Yoga Pose of the Week: Utthita Trikonasana

The Extend­ed Tri­an­gle Pose: Utthi­ta Trikonasana
Trikonasana is a clas­sic stand­ing pose, ide­al for begin­ners and an asana prac­tised by all yogis. If you are look­ing to increase and improve your yoga prac­tice, this stand­ing pose should be part of any reg­u­lar yoga prac­tice come rain or shine. 

It is a won­der­ful way to release your low­er back, strength­en your core, and expand your body and mind.

Fac­ing the long edge of your mat, step your feet wide apart, about the length of your leg.Turn your right foot 90 degrees so the toes point to the short edge of the mat, and turn the left foot in about 45 degrees towards the right.

Dis­trib­ute your weight even­ly over the four cor­ners of both feet, lift your arch­es and inner ankles up. With straight legs, lift your knee caps draw­ing the top of thighs up and back, roll the right thigh out so the right knee is in line with first two toes.

Length­en through both sides of the waist, draw you low­er bel­ly in and up.
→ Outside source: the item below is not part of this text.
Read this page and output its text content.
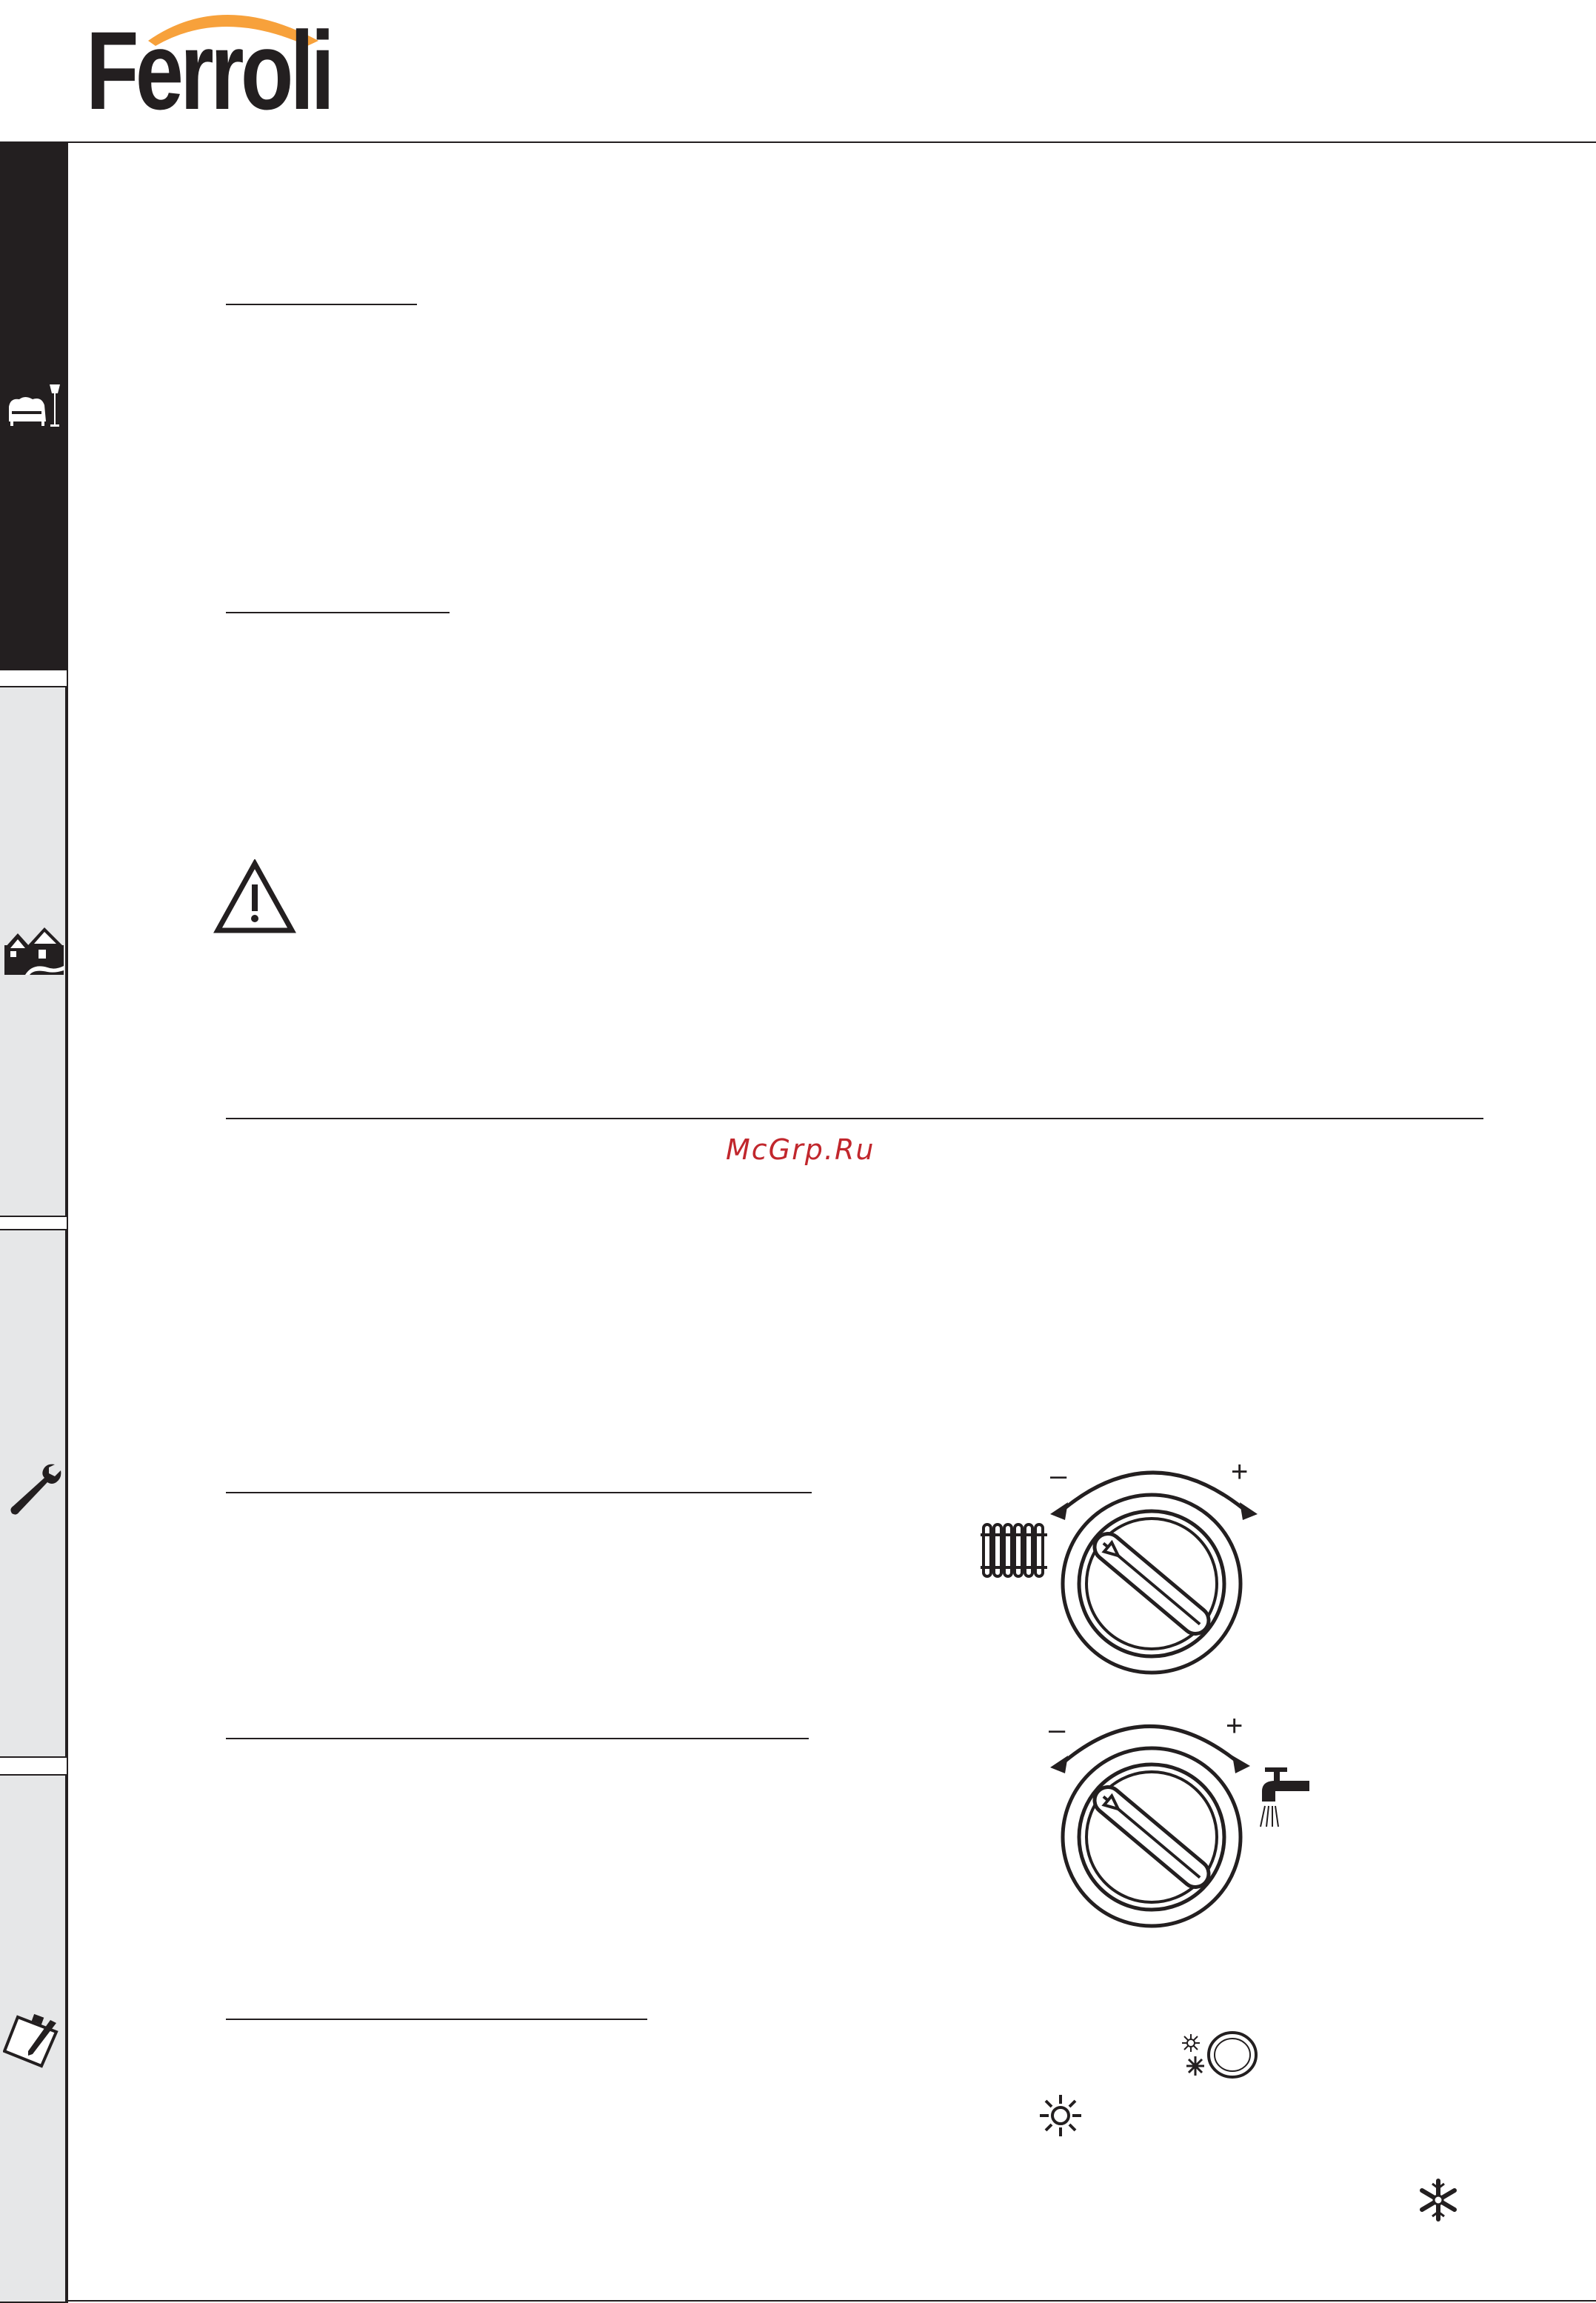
Ferroli
McGrp.Ru
–	+
–	+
Inhale and lift your arms par­al­lel to the floor, extend through to the fin­ger­tips as you exhale.

Inhale and reach to the right extend­ing your body over your right leg, shift your hips towards the back of the mat and exhale as you bring your right arm down, plac­ing your hand where it reach­es, either on the leg, foot, the floor or a block out­side the foot.

Point the left arm straight up to the ceil­ing, hand in line with your shoul­der, palm fac­ing for­wards.

Keep as much length in the left side waist as in the right, rotate your ribs to the ceiling.Lengthen through the sides of the neck, keep­ing your neck in line with spine. Look straight in front of you, or tuck the chin slight­ly and turn to look up toward your left hand.

Keep your face relaxed and breath gen­tly as you keep press­ing through the feet, extend­ing through fin­ger­tips and length­en­ing through the crown of the head.

To come out press your feet firm­ly into the floor, inhale and reach your left arm up to the ceil­ing as you come back to stand­ing straight.

Piv­ot your heels so you reverse the ori­en­ta­tion of your feet to the oth­er side and repeat on the left. I can guar­an­tee that with­in a few days of prac­tis­ing this pose you’ll find your pos­ture and your core strength has notice­ably improved!